A strength of her presentation was her ability to identify the various medications in terms of comparative effectiveness, tolerability, and risk for potential drug interactions. She briefly covered discontinuation syndrome, saying that abrupt discontinuation of paroxetine or venlafaxine is most closely associated with discontinuation syndrome. Patients treated with fluoxetine are least likely to experience the discontinuation syndrome.

Always of great interest to pharmacists, CYP450 pharmacokinetic drug interactions can be significant with many of the antidepressants. Dr. Maroney referred participants to the website crediblemeds.org if they have questions about QTc prolongation or torsades de pointes. She also recommended an article written by Tisdale et al (Tisdale JE, et al. Circ Cardiovasc Qual Outcomes. 2013;6(4):479-487) that covers risk-scoring tools.

Patients who do not respond to traditional antidepressants may need to switch to a different antidepressant, or they may need an additional medication. She said that it appears that adding a second drug may provide a faster response than switching to a different drug, but it does increase the potential for adverse effects and drug interactions.

Numerous drugs have been identified for adjunctive medication strategies. These include the following FDA-approved drugs: aripiprazole, brexpiprazole, quetiapine XR, olanzapine/fluoxetine, and intranasal esketamine. Prescribers also use other drugs off label for this purpose.

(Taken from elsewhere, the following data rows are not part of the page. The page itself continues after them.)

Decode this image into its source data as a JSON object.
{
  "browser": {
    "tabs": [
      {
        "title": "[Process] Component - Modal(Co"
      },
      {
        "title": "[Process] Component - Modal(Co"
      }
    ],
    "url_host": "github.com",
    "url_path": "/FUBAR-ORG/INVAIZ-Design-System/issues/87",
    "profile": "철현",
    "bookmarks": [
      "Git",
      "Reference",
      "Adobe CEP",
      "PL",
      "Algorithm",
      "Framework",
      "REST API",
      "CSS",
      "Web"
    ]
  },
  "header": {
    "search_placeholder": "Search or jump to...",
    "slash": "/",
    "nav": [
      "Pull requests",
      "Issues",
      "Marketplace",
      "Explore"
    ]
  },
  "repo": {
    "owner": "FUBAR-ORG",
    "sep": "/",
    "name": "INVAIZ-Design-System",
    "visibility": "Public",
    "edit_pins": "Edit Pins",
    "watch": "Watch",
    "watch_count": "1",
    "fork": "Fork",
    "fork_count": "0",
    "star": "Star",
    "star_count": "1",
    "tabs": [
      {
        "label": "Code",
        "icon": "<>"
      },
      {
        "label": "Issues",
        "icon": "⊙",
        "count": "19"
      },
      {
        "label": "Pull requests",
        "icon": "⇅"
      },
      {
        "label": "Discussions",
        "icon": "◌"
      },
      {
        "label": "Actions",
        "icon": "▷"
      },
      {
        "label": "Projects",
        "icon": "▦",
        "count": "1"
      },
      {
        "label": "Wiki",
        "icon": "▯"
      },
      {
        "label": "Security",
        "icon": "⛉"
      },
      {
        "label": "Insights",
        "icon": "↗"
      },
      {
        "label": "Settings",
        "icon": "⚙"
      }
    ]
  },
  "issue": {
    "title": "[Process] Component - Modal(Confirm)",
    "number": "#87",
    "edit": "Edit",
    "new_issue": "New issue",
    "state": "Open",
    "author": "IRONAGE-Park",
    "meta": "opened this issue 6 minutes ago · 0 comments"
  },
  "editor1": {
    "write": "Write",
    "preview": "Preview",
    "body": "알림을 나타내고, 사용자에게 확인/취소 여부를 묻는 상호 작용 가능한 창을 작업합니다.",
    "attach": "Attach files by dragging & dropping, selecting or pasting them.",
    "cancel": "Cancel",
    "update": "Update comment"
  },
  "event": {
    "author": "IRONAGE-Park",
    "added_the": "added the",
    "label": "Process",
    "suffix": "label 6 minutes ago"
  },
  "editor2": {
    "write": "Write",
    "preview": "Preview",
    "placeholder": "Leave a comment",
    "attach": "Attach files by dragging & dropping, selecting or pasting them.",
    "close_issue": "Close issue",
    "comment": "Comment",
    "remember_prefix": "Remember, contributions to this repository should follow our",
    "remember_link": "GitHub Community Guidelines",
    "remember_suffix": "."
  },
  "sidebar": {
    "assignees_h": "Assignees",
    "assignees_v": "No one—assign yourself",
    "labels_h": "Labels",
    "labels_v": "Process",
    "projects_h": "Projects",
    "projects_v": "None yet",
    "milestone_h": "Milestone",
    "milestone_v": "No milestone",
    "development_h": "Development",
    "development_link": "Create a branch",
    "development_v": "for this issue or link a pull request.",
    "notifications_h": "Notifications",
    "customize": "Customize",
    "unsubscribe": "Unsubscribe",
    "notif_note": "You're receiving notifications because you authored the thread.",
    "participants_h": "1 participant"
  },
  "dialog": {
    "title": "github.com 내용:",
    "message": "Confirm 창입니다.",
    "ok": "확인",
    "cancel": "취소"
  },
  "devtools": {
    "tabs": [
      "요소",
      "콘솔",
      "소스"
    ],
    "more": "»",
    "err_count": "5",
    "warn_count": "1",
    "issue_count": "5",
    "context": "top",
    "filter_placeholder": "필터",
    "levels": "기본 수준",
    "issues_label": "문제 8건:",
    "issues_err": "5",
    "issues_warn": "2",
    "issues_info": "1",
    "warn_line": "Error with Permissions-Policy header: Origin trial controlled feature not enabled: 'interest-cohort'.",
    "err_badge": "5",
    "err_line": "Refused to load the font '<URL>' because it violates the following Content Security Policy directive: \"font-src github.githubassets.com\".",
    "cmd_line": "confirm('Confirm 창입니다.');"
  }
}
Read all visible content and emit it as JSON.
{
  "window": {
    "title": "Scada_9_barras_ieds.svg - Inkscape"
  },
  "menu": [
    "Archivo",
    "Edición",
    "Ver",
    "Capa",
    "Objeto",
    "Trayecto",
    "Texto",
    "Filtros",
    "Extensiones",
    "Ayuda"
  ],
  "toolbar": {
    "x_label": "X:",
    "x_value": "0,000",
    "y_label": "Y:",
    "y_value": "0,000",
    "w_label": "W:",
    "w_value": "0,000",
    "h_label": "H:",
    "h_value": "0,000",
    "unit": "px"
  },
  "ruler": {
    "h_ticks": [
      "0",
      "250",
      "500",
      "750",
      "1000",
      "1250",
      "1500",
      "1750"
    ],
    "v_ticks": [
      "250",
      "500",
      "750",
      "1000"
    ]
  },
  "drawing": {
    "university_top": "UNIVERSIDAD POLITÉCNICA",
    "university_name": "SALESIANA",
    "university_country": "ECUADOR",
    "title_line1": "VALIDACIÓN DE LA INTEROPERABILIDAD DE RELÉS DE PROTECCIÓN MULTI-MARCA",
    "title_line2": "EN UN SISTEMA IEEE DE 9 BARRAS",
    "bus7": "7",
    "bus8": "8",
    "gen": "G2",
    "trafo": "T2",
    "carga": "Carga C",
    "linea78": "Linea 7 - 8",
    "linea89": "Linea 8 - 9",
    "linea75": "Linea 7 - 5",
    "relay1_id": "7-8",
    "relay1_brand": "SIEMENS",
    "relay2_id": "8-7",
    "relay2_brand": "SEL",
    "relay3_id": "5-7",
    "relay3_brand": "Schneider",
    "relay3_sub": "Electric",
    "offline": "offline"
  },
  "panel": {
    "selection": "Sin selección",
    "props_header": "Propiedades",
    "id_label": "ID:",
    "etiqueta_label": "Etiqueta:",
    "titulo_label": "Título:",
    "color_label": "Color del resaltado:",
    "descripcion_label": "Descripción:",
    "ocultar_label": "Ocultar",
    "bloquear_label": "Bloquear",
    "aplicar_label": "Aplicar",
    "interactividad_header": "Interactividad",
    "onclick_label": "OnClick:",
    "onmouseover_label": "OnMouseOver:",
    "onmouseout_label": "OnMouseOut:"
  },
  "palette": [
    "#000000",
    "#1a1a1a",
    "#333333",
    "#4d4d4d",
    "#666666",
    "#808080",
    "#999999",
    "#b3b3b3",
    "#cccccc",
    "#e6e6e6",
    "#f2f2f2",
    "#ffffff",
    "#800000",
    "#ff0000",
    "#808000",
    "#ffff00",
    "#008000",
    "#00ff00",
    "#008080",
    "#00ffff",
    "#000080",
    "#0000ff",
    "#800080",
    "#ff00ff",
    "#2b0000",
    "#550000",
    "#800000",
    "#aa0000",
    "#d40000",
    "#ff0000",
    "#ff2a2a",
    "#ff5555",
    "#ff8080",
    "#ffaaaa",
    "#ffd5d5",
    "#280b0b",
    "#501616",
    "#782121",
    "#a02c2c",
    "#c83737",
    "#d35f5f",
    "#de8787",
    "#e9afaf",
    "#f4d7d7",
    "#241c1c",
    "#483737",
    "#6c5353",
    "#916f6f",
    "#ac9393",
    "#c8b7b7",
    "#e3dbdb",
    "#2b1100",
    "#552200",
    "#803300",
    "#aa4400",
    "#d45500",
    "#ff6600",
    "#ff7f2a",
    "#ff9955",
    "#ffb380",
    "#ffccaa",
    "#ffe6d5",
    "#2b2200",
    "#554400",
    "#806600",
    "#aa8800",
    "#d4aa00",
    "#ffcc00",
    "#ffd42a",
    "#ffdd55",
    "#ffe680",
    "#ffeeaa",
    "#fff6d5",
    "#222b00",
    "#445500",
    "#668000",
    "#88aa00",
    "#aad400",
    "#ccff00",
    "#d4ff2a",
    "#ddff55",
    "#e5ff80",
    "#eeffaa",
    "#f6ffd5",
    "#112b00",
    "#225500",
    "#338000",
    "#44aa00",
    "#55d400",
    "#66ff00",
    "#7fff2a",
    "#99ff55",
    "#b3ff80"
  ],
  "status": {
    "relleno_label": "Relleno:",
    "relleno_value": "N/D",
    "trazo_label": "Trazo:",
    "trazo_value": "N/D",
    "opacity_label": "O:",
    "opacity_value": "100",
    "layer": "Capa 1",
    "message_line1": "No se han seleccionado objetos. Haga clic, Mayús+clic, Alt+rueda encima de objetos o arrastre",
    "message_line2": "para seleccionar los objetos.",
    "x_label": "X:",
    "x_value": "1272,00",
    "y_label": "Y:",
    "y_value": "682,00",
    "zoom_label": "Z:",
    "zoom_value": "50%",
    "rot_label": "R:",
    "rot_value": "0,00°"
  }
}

Dr. Maroney walked participants through the process of selecting a second-generation antipsychotic. She indicated that patients who lack motivation or have anhedonia (the inability to experience pleasure) are different from those who have anxiety or insomnia and may require different approaches.

Pharmacists have many opportunities to help patients who have depression, starting with screening. Numerous depression screening tools are available and easy to administer, even in community pharmacy settings.

Collaborative medication management is essential to ensure patients achieve their treatment goals. Adherence is a particular concern in this patient population because approximately 40% of patients are nonadherent. Sometimes, adverse effects can be the challenge. In addition, pharmacists need to look for drug interactions and minimize risk of discontinuation syndrome by ensuring that patients taper medication slowly over several weeks.